The attention-getting visual and aural style of the film is one of its strengths. Cinematographer Paul Yee films this strange story in a manner appropriate to the form of the narrative. The community center is filmed like an endlessly vast world, the white walls dazzling and disorienting, girls shrieking with joy up the ramps, the boys locked off in their own hermetically-sealed boxing-gym, the girls' empty locker room and bathroom stalls mysterious spaces where voices echo or the sound drops out. A little girl bounces a basketball against the gym wall, dwarfed by the space around her. Toni stands in the middle of the emptied-out swimming pool, staring at the emptiness of her once-familiar world. Toni and a friend try on their sparkly Lioness costumes and cavort through the community center after-hours, giggling and twirling through the darkness like glittering fairies. Any girl who hasn't had "the fits" yet wonders when her time will come, or why her time hasn't come yet. Girls who have been initiated into "the fits" compare notes: "What was yours like? Mine was like this." The score, by Danny Bensi and Saunder Jurriaans, adds to the sense of creepy dislocation, time standing still, or at least slowed down.
Toni's point of view is crucial in this, but her point of view is not named or spoken. She watches. She practices her dance moves (her awkwardness and commitment is touching). She pierces her own ears. She gets razzed by the boys for this, but it's good-natured razzing. A friend paints her nails gold. The symbols of traditional femininity. But she's still a little kid, and her ears get infected and she frantically chips off the nail polish. Maybe she's not ready to be an adolescent yet. (She changes in the bathroom stall to hide her body, but peeks out at the older girls, who smear on lip liner and murmur about boyfriends.)
What mysterious and powerful creatures are adolescent girls. It's a foreign landscape to Toni, intimidating and yet compelling.
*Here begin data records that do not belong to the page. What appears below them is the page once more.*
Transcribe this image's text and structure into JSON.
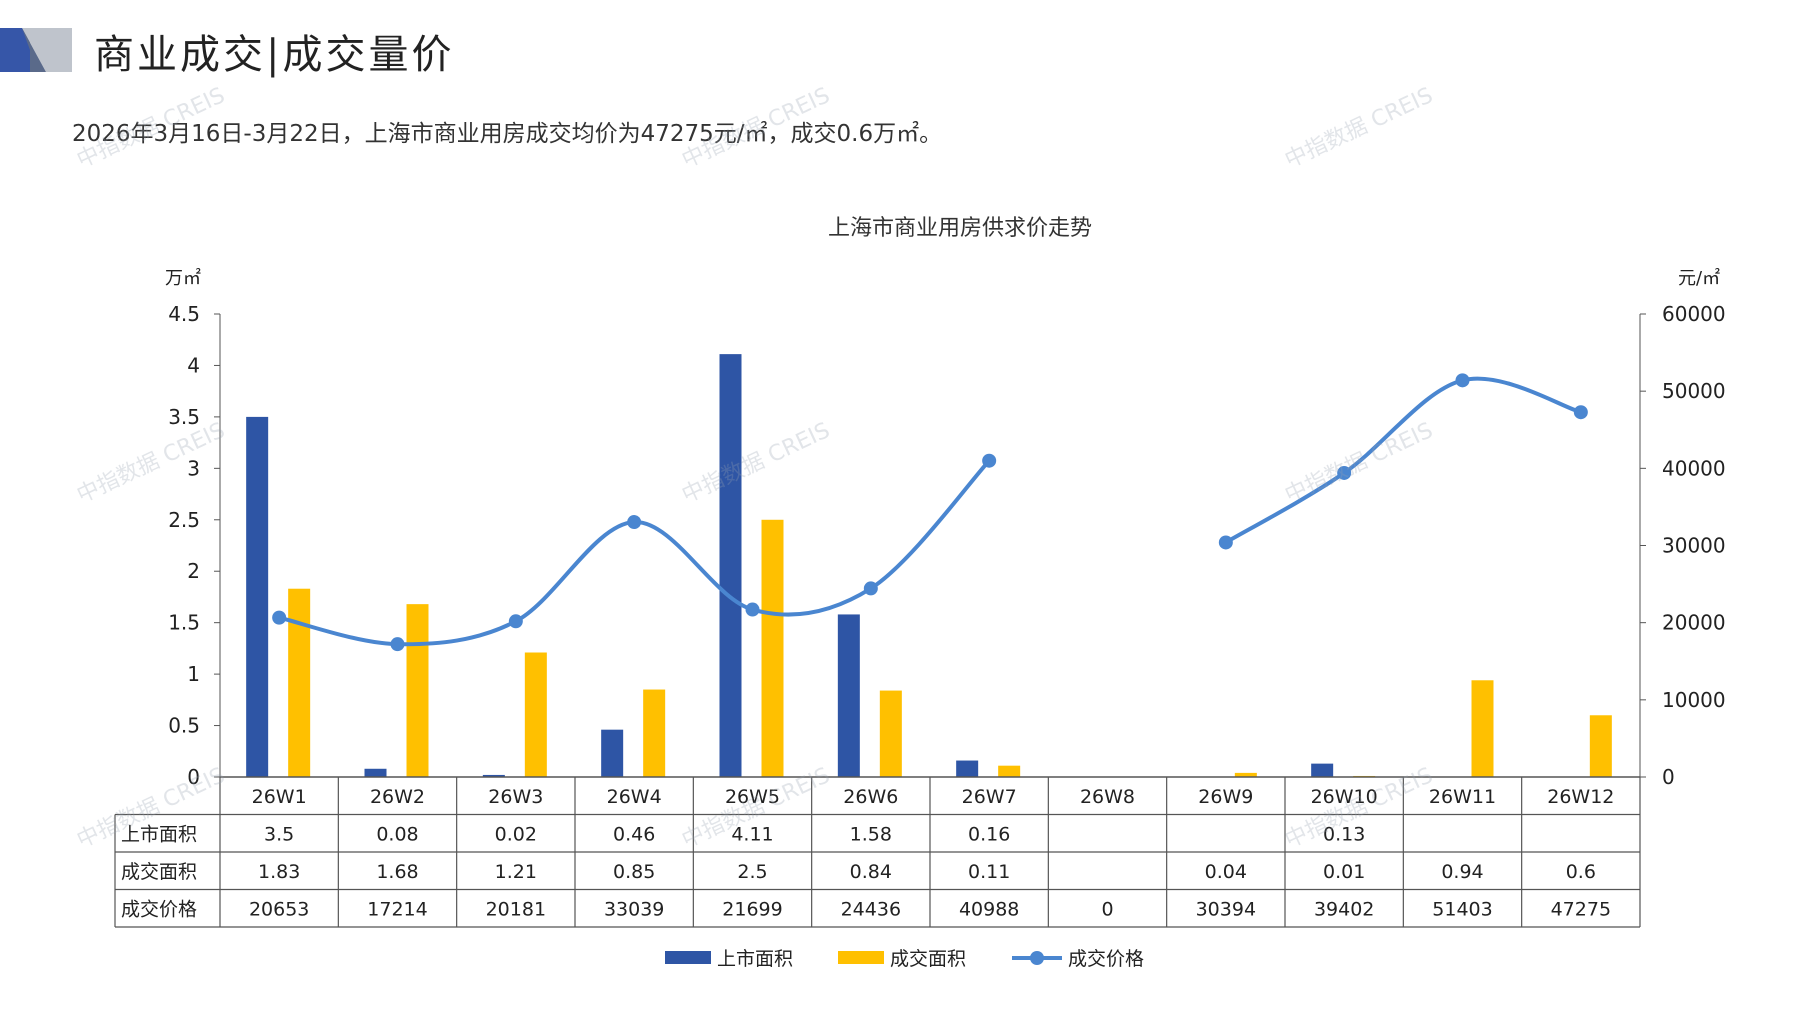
{
  "header": {
    "title": "商业成交|成交量价",
    "summary": "2026年3月16日-3月22日，上海市商业用房成交均价为47275元/㎡，成交0.6万㎡。"
  },
  "watermark": "中指数据 CREIS",
  "colors": {
    "bar_supply": "#2E55A5",
    "bar_deal": "#FFC000",
    "line_price": "#4A86D0",
    "logo_blue": "#3656A8",
    "logo_gray": "#BFC4CC"
  },
  "chart_data": {
    "type": "bar",
    "title": "上海市商业用房供求价走势",
    "ylabel_left": "万㎡",
    "ylabel_right": "元/㎡",
    "ylim_left": [
      0,
      4.5
    ],
    "yticks_left": [
      "0",
      "0.5",
      "1",
      "1.5",
      "2",
      "2.5",
      "3",
      "3.5",
      "4",
      "4.5"
    ],
    "ylim_right": [
      0,
      60000
    ],
    "yticks_right": [
      "0",
      "10000",
      "20000",
      "30000",
      "40000",
      "50000",
      "60000"
    ],
    "categories": [
      "26W1",
      "26W2",
      "26W3",
      "26W4",
      "26W5",
      "26W6",
      "26W7",
      "26W8",
      "26W9",
      "26W10",
      "26W11",
      "26W12"
    ],
    "series": [
      {
        "name": "上市面积",
        "type": "bar",
        "axis": "left",
        "values": [
          3.5,
          0.08,
          0.02,
          0.46,
          4.11,
          1.58,
          0.16,
          null,
          null,
          0.13,
          null,
          null
        ],
        "labels": [
          "3.5",
          "0.08",
          "0.02",
          "0.46",
          "4.11",
          "1.58",
          "0.16",
          "",
          "",
          "0.13",
          "",
          ""
        ]
      },
      {
        "name": "成交面积",
        "type": "bar",
        "axis": "left",
        "values": [
          1.83,
          1.68,
          1.21,
          0.85,
          2.5,
          0.84,
          0.11,
          null,
          0.04,
          0.01,
          0.94,
          0.6
        ],
        "labels": [
          "1.83",
          "1.68",
          "1.21",
          "0.85",
          "2.5",
          "0.84",
          "0.11",
          "",
          "0.04",
          "0.01",
          "0.94",
          "0.6"
        ]
      },
      {
        "name": "成交价格",
        "type": "line",
        "axis": "right",
        "values": [
          20653,
          17214,
          20181,
          33039,
          21699,
          24436,
          40988,
          0,
          30394,
          39402,
          51403,
          47275
        ],
        "labels": [
          "20653",
          "17214",
          "20181",
          "33039",
          "21699",
          "24436",
          "40988",
          "0",
          "30394",
          "39402",
          "51403",
          "47275"
        ]
      }
    ],
    "legend_position": "bottom"
  }
}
Maybe Toni, with her unblinking gaze, understands that "fits" are part of being a girl, and she's now ready to take that leap. It's not clear. Nor should it be. "The Fits" is extremely insightful about that perilous time in a girl's life when she is still a child but, because of her body's natural processes, won't be for much longer. Things like menstruation and breast development happen whether a young girl is ready for growing up or not. It can be traumatic because inside she is still a little kid. Toni is comfortable in the boys' world, and Royalty Hightower is totally believable as a young and competent athlete. She moves through the girls' world like a ghost, or maybe it's the Lionesses who are the ghosts. Whether she's ready or not, Toni is about to be a part of it.
It's refreshing to see a film so committed to its own rules and style (all on a micro budget); a film that doesn't compromise itself or its intentions. The mystery remains intact and the questions reverberate off the empty gym walls. Toni watches. What she sees and what she feels is up to the viewer to decide. "The Fits" inspires conversation. We need more films like it.